The framework recognizes that the impact of our projects must inspire people to think and act differently, and this cannot happen by simple truth-telling, and through facts and forensic details, but because we speak compelling truth to power and effectively engage sentient being through sensation and emotion. “No one wants to be a Cassandra,” I remember mentor and women’s studies professor Kathy Rudy reminding me, “always speaking the truth yet with no one listening. That is a horrible fate for a scholar or activist.”

One of the attributes acknowledges the essential co-dependency of artistic form with content, but reimagines it in a more accessible and intimate way as coherence. It asks us to consider our commitment to positive change, rather than pretending our work is neutral and not political. One of the great mis-understandings and stifling misinterpretations of the rules that govern nonprofit entities is that we are not allowed to be political. What nonsense that is! Arundhati Roy reminds us of the following: “The trouble is that once you see it, you can’t unsee it. And once you’ve seen it, keeping quiet, saying nothing, becomes as political an act as speaking out.”

The framework identifies resourcefulness as a value and not simply as a necessity for our often underfunded projects. It also asks us to consider the stickiness of our efforts; that is, the sustainability of our work after we change course or abandon projects. And importantly, it identifies cultural integrity, and our willingness to challenge power and privilege, and the ability to generate communal meaning to foreground the common good as key attributes.

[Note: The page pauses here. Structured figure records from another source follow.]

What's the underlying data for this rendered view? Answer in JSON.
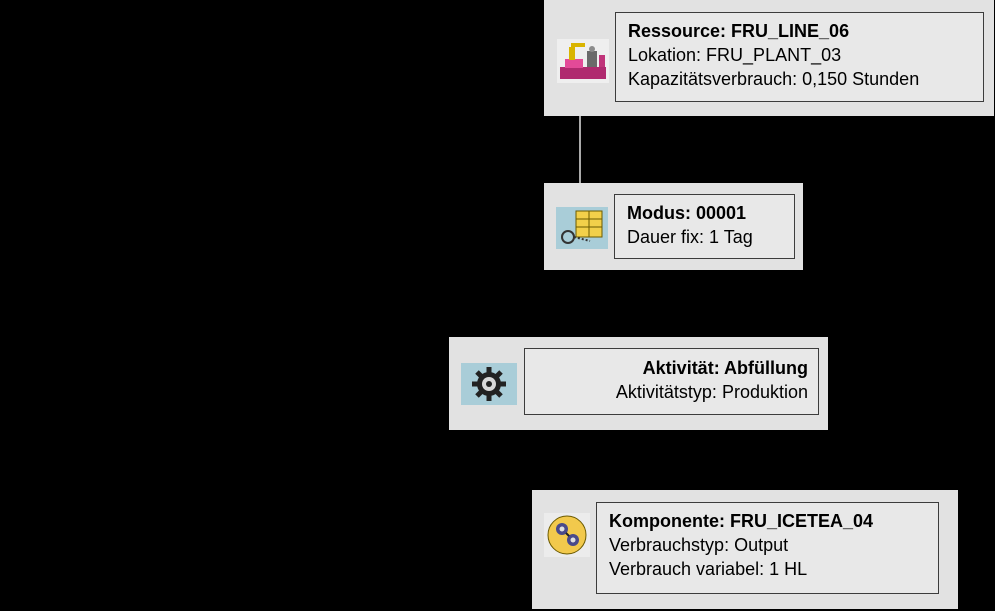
{
  "resource": {
    "title": "Ressource: FRU_LINE_06",
    "location": "Lokation: FRU_PLANT_03",
    "capacity": "Kapazitätsverbrauch: 0,150 Stunden"
  },
  "mode": {
    "title": "Modus: 00001",
    "duration": "Dauer fix: 1 Tag"
  },
  "activity": {
    "title": "Aktivität: Abfüllung",
    "type": "Aktivitätstyp: Produktion"
  },
  "component": {
    "title": "Komponente: FRU_ICETEA_04",
    "consumption_type": "Verbrauchstyp: Output",
    "consumption_variable": "Verbrauch variabel: 1 HL"
  },
  "icons": {
    "resource": "resource-machine-icon",
    "mode": "mode-schedule-icon",
    "activity": "activity-gear-icon",
    "component": "component-material-icon"
  },
  "colors": {
    "background": "#000000",
    "panel": "#e2e2e2",
    "activity_icon_bg": "#a9cdd8",
    "component_icon": "#f2c94c",
    "resource_icon_accent": "#c0347a"
  }
}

Aesthetic Perspectives is a brave and fierce leap into territory that demands wild abandonment of some of our most comfortable norms about what is good, what is true, and what is beautiful. And this is what is so exquisite and devastating about the framework—it unabashedly claims work that is engaged in social transformation under the sheltering sky of aesthetics. The framework sees that the work of social change demands creativity and radical imagination, and recognizes that bringing more justice into the world is an act of cultural creation, an act of beauty, and of wonder.